As such, they have been described by medical authorities as "irresponsible".

Those who have observed these and other of Evans' more attention-grabbing efforts – such as his suggestion online to an osteoporosis sufferer to cease consuming dairy because “calcium from dairy can remove the calcium from your bones … most doctors don't know this information” – would perhaps have learnt to take his wellbeing wisdom with a whole box of Himalayan pink salt. As we absolutely should.

But there is always the risk that some do not recognise celebrity brand-building for what it is, and could take the advice of the man with the all-year tan (perhaps from #sungazing, another of Evans' recent recommendations) literally.

Evans' support this week for a high-profile anti-vaccinator marks the completion of his journey from entertainer/vague figure of fun (he was the original “activated almond smoothie" fan), to public health nuisance.

Yesterday it was revealed he endorsed an anti-vaccination podcast, titled Vaccines: life, disability or death?,  to 1.5 million people on his public Facebook page, calling it "one of the most important podcasts to listen to".

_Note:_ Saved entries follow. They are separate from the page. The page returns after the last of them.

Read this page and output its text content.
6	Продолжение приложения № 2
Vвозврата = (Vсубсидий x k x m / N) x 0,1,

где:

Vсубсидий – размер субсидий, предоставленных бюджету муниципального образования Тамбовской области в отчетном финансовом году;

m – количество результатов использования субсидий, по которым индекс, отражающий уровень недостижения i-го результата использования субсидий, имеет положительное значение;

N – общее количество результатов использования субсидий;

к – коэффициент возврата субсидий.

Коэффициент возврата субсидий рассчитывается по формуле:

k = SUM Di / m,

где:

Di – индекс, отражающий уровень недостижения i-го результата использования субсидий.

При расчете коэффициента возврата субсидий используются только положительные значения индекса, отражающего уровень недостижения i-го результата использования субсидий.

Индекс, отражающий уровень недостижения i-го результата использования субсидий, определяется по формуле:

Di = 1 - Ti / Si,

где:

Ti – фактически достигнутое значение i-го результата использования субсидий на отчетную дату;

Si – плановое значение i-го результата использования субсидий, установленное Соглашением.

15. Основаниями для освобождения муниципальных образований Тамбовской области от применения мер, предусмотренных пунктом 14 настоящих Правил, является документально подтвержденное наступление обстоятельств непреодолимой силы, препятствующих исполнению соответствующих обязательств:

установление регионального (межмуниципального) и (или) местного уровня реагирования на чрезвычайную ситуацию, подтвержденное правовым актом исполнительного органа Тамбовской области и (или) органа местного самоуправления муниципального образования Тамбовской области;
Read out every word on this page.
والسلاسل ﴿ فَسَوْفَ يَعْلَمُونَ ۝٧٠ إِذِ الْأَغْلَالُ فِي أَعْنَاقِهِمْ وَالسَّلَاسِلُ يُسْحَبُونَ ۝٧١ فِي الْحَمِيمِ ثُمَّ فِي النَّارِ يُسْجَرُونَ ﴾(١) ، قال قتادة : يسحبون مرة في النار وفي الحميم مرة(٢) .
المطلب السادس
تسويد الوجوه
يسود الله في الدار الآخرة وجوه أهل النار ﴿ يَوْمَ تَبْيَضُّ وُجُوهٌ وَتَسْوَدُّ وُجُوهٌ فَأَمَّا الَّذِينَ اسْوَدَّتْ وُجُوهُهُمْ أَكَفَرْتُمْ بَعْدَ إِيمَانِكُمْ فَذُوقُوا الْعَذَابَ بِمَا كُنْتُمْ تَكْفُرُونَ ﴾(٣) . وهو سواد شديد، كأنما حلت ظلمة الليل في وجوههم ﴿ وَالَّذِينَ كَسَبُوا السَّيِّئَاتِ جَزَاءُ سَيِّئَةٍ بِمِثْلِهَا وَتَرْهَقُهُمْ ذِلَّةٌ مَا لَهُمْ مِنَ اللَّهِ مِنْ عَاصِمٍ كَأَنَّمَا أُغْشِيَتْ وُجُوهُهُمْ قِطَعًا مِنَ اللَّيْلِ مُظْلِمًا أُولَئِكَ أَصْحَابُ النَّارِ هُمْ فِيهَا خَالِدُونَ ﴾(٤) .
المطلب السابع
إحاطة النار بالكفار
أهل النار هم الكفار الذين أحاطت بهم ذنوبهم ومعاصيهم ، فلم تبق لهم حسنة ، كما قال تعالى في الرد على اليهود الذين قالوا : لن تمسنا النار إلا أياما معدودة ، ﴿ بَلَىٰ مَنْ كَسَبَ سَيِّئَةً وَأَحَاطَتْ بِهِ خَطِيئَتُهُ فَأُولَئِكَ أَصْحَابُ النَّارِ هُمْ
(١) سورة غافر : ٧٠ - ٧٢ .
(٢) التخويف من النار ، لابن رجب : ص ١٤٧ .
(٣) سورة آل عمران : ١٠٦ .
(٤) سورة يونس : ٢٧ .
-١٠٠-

The podcast was an interview with anti-vaxxer osteopath Dr Sherri Tenpenny, whose 2015 Australian tour was cancelled, by "hollistic wellness consultant" Paul Chek.

In the podcast, Tenpenny noted of unvaccinated children: "They're inquisitive, they're bright … They have normal body rhythms, meaning they go to bed on time, they're growing normally, they don't have snotty, runny noses, they're not sick." The implication being that children who have received routine vaccination are something other than this.

Chek, who trained with Tenpenny, noted "a mountain of evidence" to support Tenpenny's claims people need to stop listening to doctors' advice.

Pete Evans thanked Chek for "asking the questions that need to be asked about vaccines and medicine", leaving a heart and a prayer emoji on his Facebook post.

Actually, Pete, no, no the evidence is these don't need asking, especially by a TV chef with no medical qualifications; the science is well and truly in and vaccination prevents disease and saves babies' and chlidren's lives. (They are scrambling for them right now to head off a measles outbreak in neighboring New Zealand.)

In jumping so enthusiastically onto the anti-science, anti-medicine bandwagon, Evans is taking his followers down such a dangerous path it's time to stop laughing at his silliness and start trying to limit the damage his support for such figures as Sherri Tenpenny has real potential to inflict.

Pete Evans thanked Chek for 'asking the questions that need to be asked about vaccines and medicine.

It's one thing for adults to allow themselves to be persuaded "the paleo way" could help with their own ashtma, "autism" or even cancer (as was suggested in Evans' controversial, 2018 film The Magic Pill), but it is worse than irresponsible for children to be put at risk because their parents are in the thrall of guru Pete.

According to the World Health Organisation SAGE pertussis working group, between 2003 and 2012, 12 babies under the age of one died of whooping cough in Australia, most of them too young to be vaccinated. No amount of paleo baby food could have saved them and their grieving parents from that.